V. Poetic vs. RL & the Future of AI Development
Poetic’s approach is presented as a distinct paradigm from Reinforcement Learning (RL). While RL has its place, Poetic’s recursive self-improvement system offers a different S-curve of improvement. Each model and the Poetic system itself will have its own S-curve, continually shifting higher as both the underlying models and the meta-system evolve. Fischer suggests this could ultimately lead to Artificial General Intelligence (AGI) or even superintelligence. He jokes that Poetic’s “stilts” might allow them to “hit the ceiling first.”
VI. From Portable to Poetic: Fischer’s Journey
Fischer recounts his journey from founding a mobile app development company (Portable), which was acquired by Google, to becoming an AI researcher at Google and DeepMind. He initially explored robotics but quickly became passionate about machine learning. This transition reflects a broader trend of engineers shifting towards AI and recognizing its transformative potential.

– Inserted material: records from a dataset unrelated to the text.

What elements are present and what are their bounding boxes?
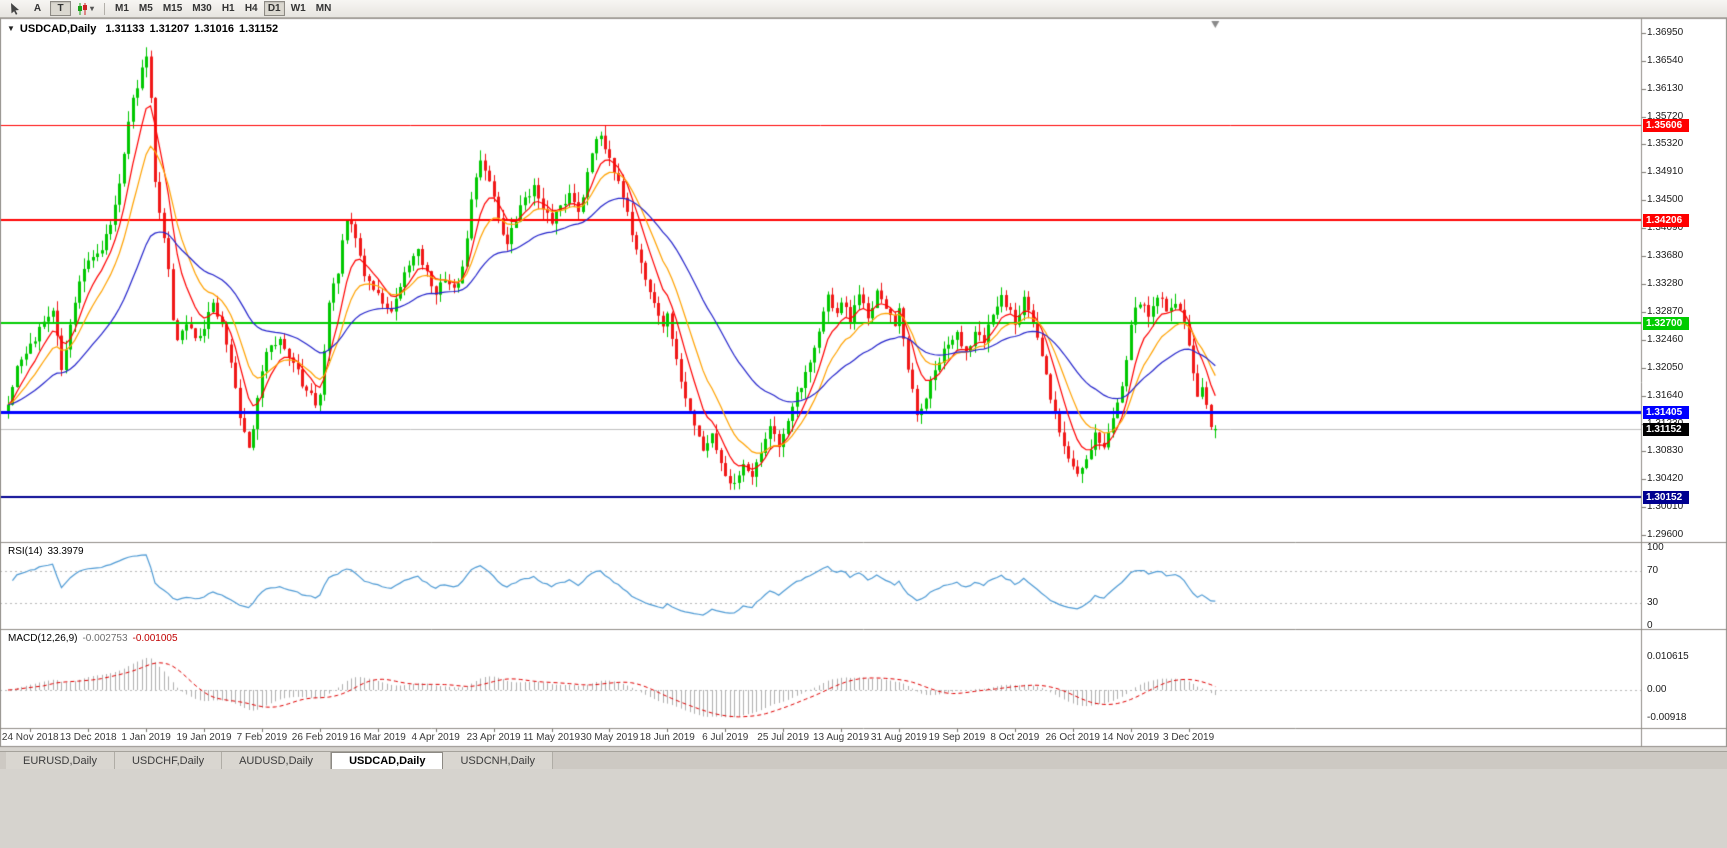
symbol-tab-usdchf[interactable]: USDCHF,Daily [114, 752, 223, 769]
chart-symbol-label: USDCAD,Daily [19, 23, 97, 35]
rsi-indicator-label: RSI(14) 33.3979 [8, 546, 84, 557]
timeframe-button-d1[interactable]: D1 [263, 1, 285, 16]
macd-name: MACD(12,26,9) [8, 633, 78, 644]
macd-main-value: -0.002753 [82, 633, 128, 644]
timeframe-button-w1[interactable]: W1 [290, 3, 306, 14]
timeframe-button-mn[interactable]: MN [315, 3, 332, 14]
dropdown-caret-icon: ▾ [90, 4, 95, 13]
timeframe-button-m15[interactable]: M15 [162, 3, 183, 14]
symbol-tab-usdcad[interactable]: USDCAD,Daily [331, 752, 444, 769]
cursor-icon [10, 2, 19, 15]
ohlc-open-value: 1.31133 [105, 23, 145, 35]
ohlc-high-value: 1.31207 [149, 23, 190, 35]
chart-type-dropdown-button[interactable]: ▾ [73, 1, 98, 16]
timeframe-group: M1 M5 M15 M30 H1 H4 D1 W1 MN [110, 1, 336, 16]
chart-tab-bar: EURUSD,Daily USDCHF,Daily AUDUSD,Daily USDC… [0, 751, 1727, 769]
top-toolbar: A T ▾ M1 M5 M15 M30 H1 H4 D1 W1 MN [0, 0, 1727, 18]
toolbar-separator [104, 2, 106, 15]
symbol-tab-usdcnh[interactable]: USDCNH,Daily [443, 752, 554, 769]
ohlc-close-value: 1.31152 [239, 23, 279, 35]
cursor-tool-button[interactable] [4, 1, 25, 16]
candlestick-chart-icon [78, 2, 87, 15]
chart-ohlc-header: ▼ USDCAD,Daily 1.31133 1.31207 1.31016 1.3115… [7, 23, 283, 35]
symbol-tab-eurusd[interactable]: EURUSD,Daily [6, 752, 115, 769]
symbol-tab-audusd[interactable]: AUDUSD,Daily [222, 752, 332, 769]
macd-signal-value: -0.001005 [132, 633, 178, 644]
timeframe-button-h4[interactable]: H4 [244, 3, 258, 14]
text-label-tool-button[interactable]: A [33, 3, 42, 14]
timeframe-button-m5[interactable]: M5 [138, 3, 153, 14]
rsi-value: 33.3979 [47, 546, 84, 557]
ohlc-low-value: 1.31016 [194, 23, 235, 35]
timeframe-button-m1[interactable]: M1 [115, 3, 129, 14]
macd-indicator-label: MACD(12,26,9) -0.002753 -0.001005 [8, 633, 178, 644]
rsi-name: RSI(14) [8, 546, 43, 557]
one-click-trading-arrow[interactable]: ▼ [7, 24, 15, 33]
timeframe-button-m30[interactable]: M30 [192, 3, 212, 14]
timeframe-button-h1[interactable]: H1 [221, 3, 235, 14]
text-tool-button[interactable]: T [50, 1, 71, 16]
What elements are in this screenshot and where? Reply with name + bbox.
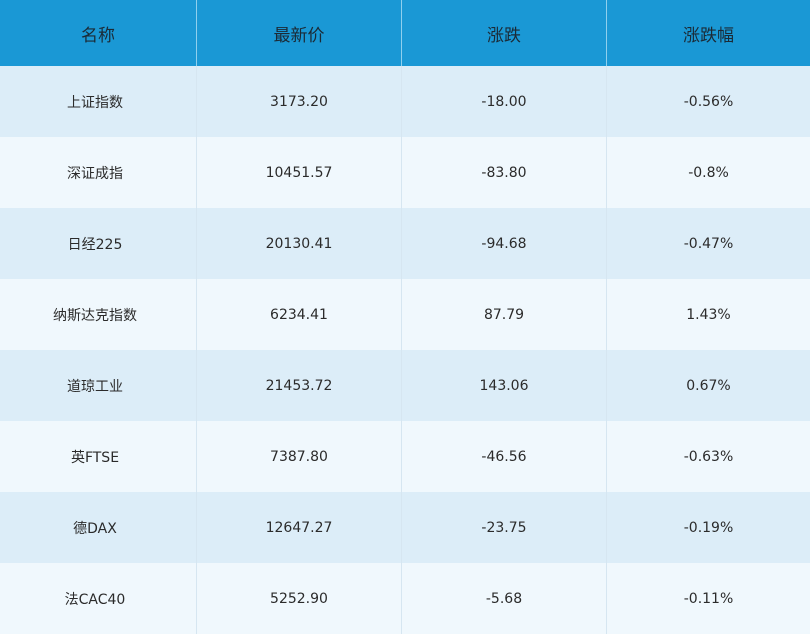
index-change: -83.80 bbox=[402, 137, 607, 208]
table-row[interactable]: 深证成指 10451.57 -83.80 -0.8% bbox=[0, 137, 810, 208]
index-change: -5.68 bbox=[402, 563, 607, 634]
index-price: 20130.41 bbox=[197, 208, 402, 279]
index-price: 7387.80 bbox=[197, 421, 402, 492]
table-body: 上证指数 3173.20 -18.00 -0.56% 深证成指 10451.57… bbox=[0, 66, 810, 634]
table-row[interactable]: 德DAX 12647.27 -23.75 -0.19% bbox=[0, 492, 810, 563]
index-price: 5252.90 bbox=[197, 563, 402, 634]
index-change: 143.06 bbox=[402, 350, 607, 421]
index-name: 深证成指 bbox=[0, 137, 197, 208]
index-change-pct: -0.56% bbox=[683, 93, 734, 110]
header-change[interactable]: 涨跌 bbox=[402, 0, 607, 66]
table-row[interactable]: 英FTSE 7387.80 -46.56 -0.63% bbox=[0, 421, 810, 492]
index-change: -94.68 bbox=[402, 208, 607, 279]
index-change: 87.79 bbox=[402, 279, 607, 350]
index-change-pct: -0.19% bbox=[683, 519, 734, 536]
index-name: 日经225 bbox=[0, 208, 197, 279]
index-name: 德DAX bbox=[0, 492, 197, 563]
index-name: 道琼工业 bbox=[0, 350, 197, 421]
index-price: 3173.20 bbox=[197, 66, 402, 137]
header-name[interactable]: 名称 bbox=[0, 0, 197, 66]
table-row[interactable]: 法CAC40 5252.90 -5.68 -0.11% bbox=[0, 563, 810, 634]
header-price[interactable]: 最新价 bbox=[197, 0, 402, 66]
index-name: 英FTSE bbox=[0, 421, 197, 492]
index-change-pct: -0.11% bbox=[683, 590, 734, 607]
header-change-pct[interactable]: 涨跌幅 bbox=[683, 25, 734, 46]
table-row[interactable]: 纳斯达克指数 6234.41 87.79 1.43% bbox=[0, 279, 810, 350]
index-change: -23.75 bbox=[402, 492, 607, 563]
index-change-pct: 1.43% bbox=[686, 306, 731, 323]
table-row[interactable]: 上证指数 3173.20 -18.00 -0.56% bbox=[0, 66, 810, 137]
index-change-pct: -0.63% bbox=[683, 448, 734, 465]
index-name: 法CAC40 bbox=[0, 563, 197, 634]
index-change-pct: 0.67% bbox=[686, 377, 731, 394]
index-name: 上证指数 bbox=[0, 66, 197, 137]
table-row[interactable]: 道琼工业 21453.72 143.06 0.67% bbox=[0, 350, 810, 421]
index-change-pct: -0.47% bbox=[683, 235, 734, 252]
index-price: 6234.41 bbox=[197, 279, 402, 350]
table-header: 名称 最新价 涨跌 涨跌幅 bbox=[0, 0, 810, 66]
index-name: 纳斯达克指数 bbox=[0, 279, 197, 350]
table-row[interactable]: 日经225 20130.41 -94.68 -0.47% bbox=[0, 208, 810, 279]
index-change-pct: -0.8% bbox=[688, 164, 729, 181]
index-change: -18.00 bbox=[402, 66, 607, 137]
index-price: 10451.57 bbox=[197, 137, 402, 208]
index-change: -46.56 bbox=[402, 421, 607, 492]
index-price: 12647.27 bbox=[197, 492, 402, 563]
index-price: 21453.72 bbox=[197, 350, 402, 421]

VII. Call to Action & Early Access
Poetic is currently offering early access to its platform. Startups and companies facing challenging AI problems are encouraged to sign up at poetic.ai to learn more and potentially collaborate. Fischer emphasizes that Poetic aims to empower developers to build on top of the latest LLMs and achieve results comparable to leading AI labs like Anthropic and Google.
Technical Terms:
- LLM (Large Language Model): A type of AI model trained on massive amounts of text data, capable of generating human-like text.
- YC (Y Combinator): A startup accelerator program.

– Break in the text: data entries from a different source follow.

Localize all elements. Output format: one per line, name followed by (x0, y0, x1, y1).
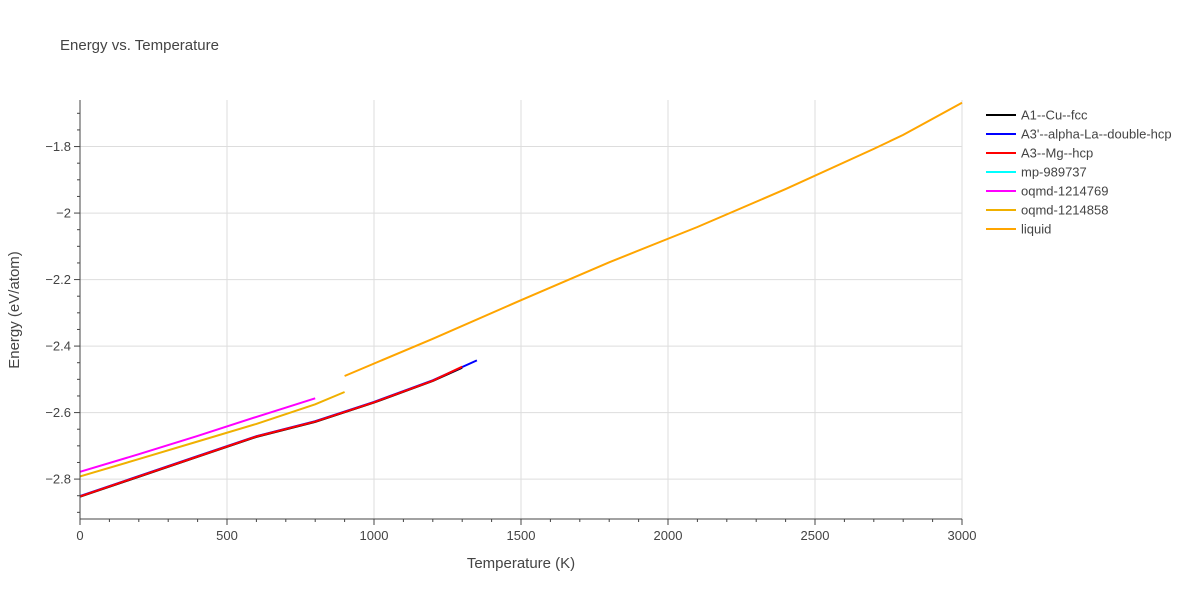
series-line-4 (79, 397, 316, 473)
legend-item[interactable]: A3'--alpha-La--double-hcp (986, 127, 1172, 142)
y-tick-label: −2 (56, 206, 71, 221)
x-tick-label: 0 (76, 528, 83, 543)
legend-item[interactable]: mp-989737 (986, 165, 1087, 180)
x-tick-label: 1500 (507, 528, 536, 543)
legend-label: liquid (1021, 222, 1051, 237)
y-axis-label: Energy (eV/atom) (6, 251, 23, 369)
x-tick-label: 2500 (801, 528, 830, 543)
legend-label: A3--Mg--hcp (1021, 146, 1093, 161)
series-line-2 (79, 365, 463, 498)
x-tick-labels: 0 500 1000 1500 2000 2500 3000 (76, 528, 976, 543)
y-tick-label: −2.4 (45, 339, 71, 354)
y-tick-label: −2.8 (45, 472, 71, 487)
y-tick-label: −2.2 (45, 272, 71, 287)
legend-item[interactable]: liquid (986, 222, 1051, 237)
x-tick-label: 1000 (360, 528, 389, 543)
legend[interactable]: A1--Cu--fcc A3'--alpha-La--double-hcp A3--… (986, 108, 1172, 237)
series-layer (79, 101, 963, 498)
legend-label: A1--Cu--fcc (1021, 108, 1088, 123)
x-tick-label: 3000 (948, 528, 977, 543)
series-line-6 (344, 101, 963, 377)
legend-item[interactable]: A1--Cu--fcc (986, 108, 1088, 123)
x-axis-label: Temperature (K) (467, 555, 575, 572)
chart-title: Energy vs. Temperature (60, 37, 219, 54)
y-tick-labels: −2.8 −2.6 −2.4 −2.2 −2 −1.8 (45, 139, 71, 487)
legend-item[interactable]: oqmd-1214769 (986, 184, 1108, 199)
legend-label: A3'--alpha-La--double-hcp (1021, 127, 1172, 142)
legend-item[interactable]: oqmd-1214858 (986, 203, 1108, 218)
legend-label: oqmd-1214769 (1021, 184, 1108, 199)
x-tick-label: 2000 (654, 528, 683, 543)
series-line-5 (79, 391, 345, 478)
axes-layer (74, 100, 963, 525)
legend-item[interactable]: A3--Mg--hcp (986, 146, 1093, 161)
x-tick-label: 500 (216, 528, 238, 543)
grid-layer (80, 100, 963, 519)
y-tick-label: −2.6 (45, 405, 71, 420)
legend-label: mp-989737 (1021, 165, 1087, 180)
legend-label: oqmd-1214858 (1021, 203, 1108, 218)
y-tick-label: −1.8 (45, 139, 71, 154)
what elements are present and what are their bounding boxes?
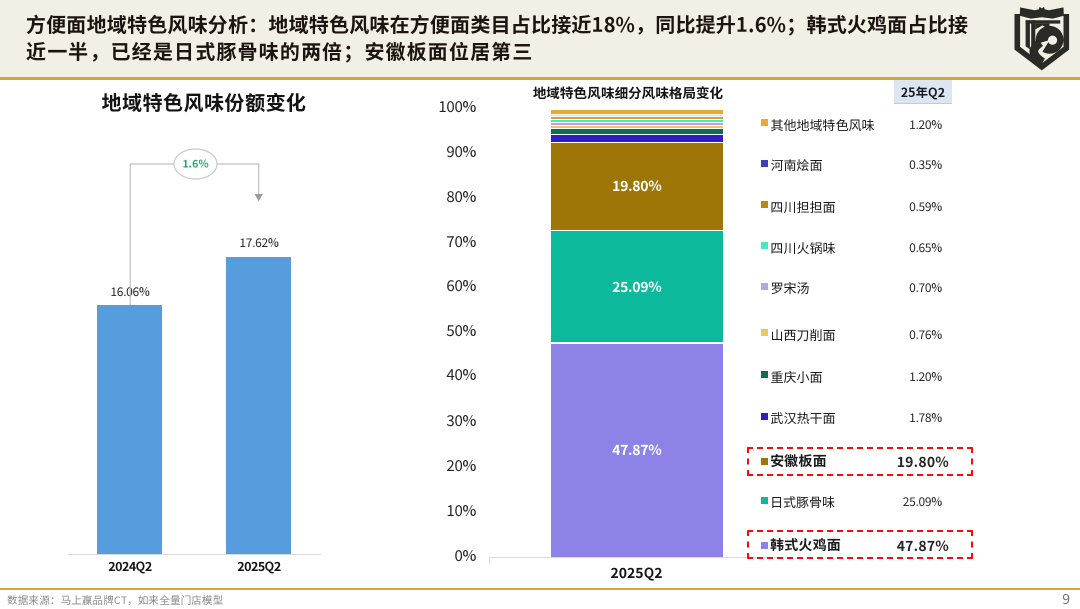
svg-text:1.6%: 1.6%: [183, 157, 210, 172]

- Fine-tuning: Adjusting the parameters of a pre-trained LLM using a smaller, task-specific dataset.
- Prompt Engineering: Designing effective prompts to elicit desired responses from LLMs.
- Compute: The computational resources required to train and run AI models.
- Open Weights Model: An LLM whose parameters are publicly available.
- Verification: The process of evaluating the accuracy of an AI model’s responses.
- Agentic Company: A company that leverages AI agents to automate tasks and processes.
- RNN (Recurrent Neural Network): A type of neural network often used for sequential data processing.
This summary aims to provide a detailed and accurate representation of the YouTube video transcript, preserving the original language and technical precision. It focuses on actionable insights and specific details, offering a comprehensive overview of Poetic’s technology and its potential impact on the future of AI development.
Chat with this Video
AI-PoweredHi! I can answer questions about this video "The Powerful Alternative To Fine-Tuning". What would you like to know?